Being named as a defendant in a class action or Private Attorneys General Act (PAGA) lawsuit can be overwhelming, especially for a growing company. However, with planning, a company can minimize the impact of litigation on its existing operations and put forth the best defense. Here are five steps a company can take as part of this planning process, upon being notified of an existing lawsuit.

1. Contact employment counsel.
A lawyer who has experience in employment law and class actions should be contacted as soon as possible. There are certain deadlines that begin to run when a lawsuit is filed, and any delay could adversely affect the company’s defense. If the company does not know of an employment lawyer, a good start is to reach out to trusted advisors for recommendations, such as the company’s corporate lawyer or accountant. Wage and hour litigation, especially in California, is very unique, and it is recommended that the company utilize a lawyer that has experience in this area.

2. Obtain arbitration agreement (if any) signed by plaintiff, and plaintiff’s personnel file and time records.
If the company has implemented an arbitration agreement, it will be important to determine if the plaintiff has signed it, and if it bars the plaintiff from bringing a class and representative action. If there is a binding arbitration agreement in place, a motion to compel arbitration will likely be one of the first motions filed with the court.

In addition, the personnel file for the named plaintiff will need to be produced at some point in the case, and it should be provided to counsel as soon as possible.  Also, the information in the personnel file will document any performance issues or other possible defenses the company has against the plaintiff’s allegations.

3. Review allegations with counsel to see if the safe harbor provision of the Private Attorney General Act (PAGA) could apply.
With the advice of counsel, there should be a review of both the allegations in the complaint, and if the plaintiff is seeking damages under PAGA, also the PAGA notice sent to the Labor Workforce & Development Agency (“LWDA”). PAGA provides the employer a short window of time (33 days from receiving the PAGA notice) to “cure” any alleged violations. If the employer cures the problems within the time period, the plaintiff cannot recover penalties under PAGA. Whether or not any items need to be cured, and the process for utilizing this safe harbor, should be reviewed closely with counsel.

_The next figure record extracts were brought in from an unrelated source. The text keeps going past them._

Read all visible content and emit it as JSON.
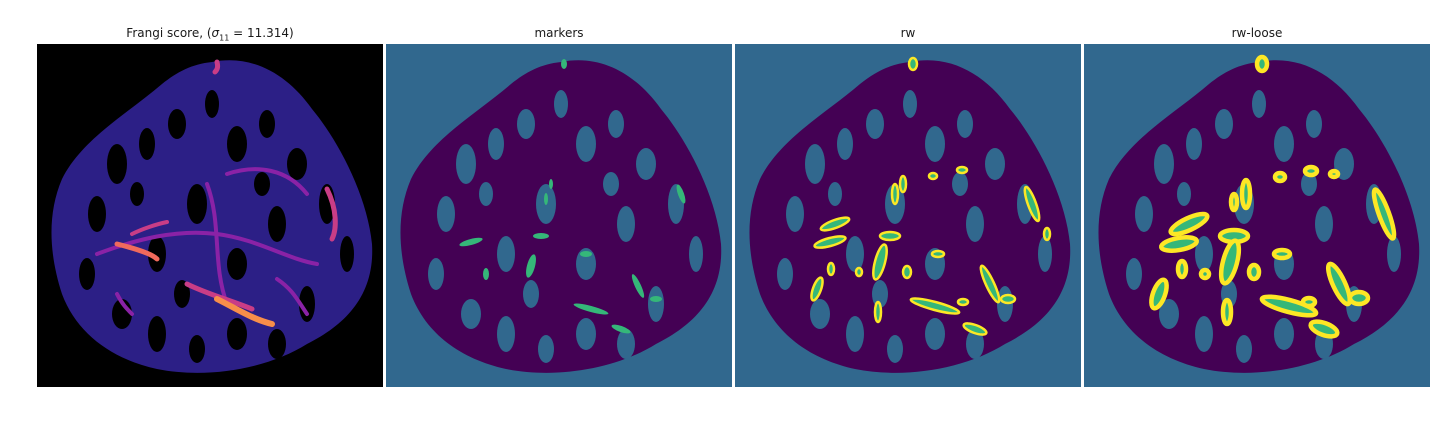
{
  "panels": [
    {
      "id": "frangi",
      "title_prefix": "Frangi score, (",
      "title_sigma": "σ",
      "title_sub": "11",
      "title_value": " = 11.314)",
      "colormap": "magma"
    },
    {
      "id": "markers",
      "title": "markers",
      "colormap": "viridis"
    },
    {
      "id": "rw",
      "title": "rw",
      "colormap": "viridis"
    },
    {
      "id": "rw-loose",
      "title": "rw-loose",
      "colormap": "viridis"
    }
  ],
  "colors": {
    "background_segmented": "#31688e",
    "tissue": "#440154",
    "marker": "#35b779",
    "vessel_outline": "#fde725",
    "frangi_bg": "#000000",
    "frangi_low": "#2c1f86",
    "frangi_mid": "#8a22a6",
    "frangi_high": "#f88e4a"
  }
}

4. Begin constructing a list of all employees who have worked in similar positions as the plaintiff during the last four years (which is likely the statute of limitations).
In California, the statute of limitations for most wage and hour class actions is four years from the date the complaint is filed. Therefore, the employees who have worked in the same or similar positions as the plaintiff will likely be the group of employees the plaintiff is seeking to represent in the class action. It is important to know how many of these employees there are. For example, if there are too few this could be a defense to class certification.

5. Gather employee handbooks and policies that were in effect during the last four years.
The litigation will likely revolve around what policies the company had in place, and whether the policies were legally compliant. The company’s counsel will have to review these policies and handbooks.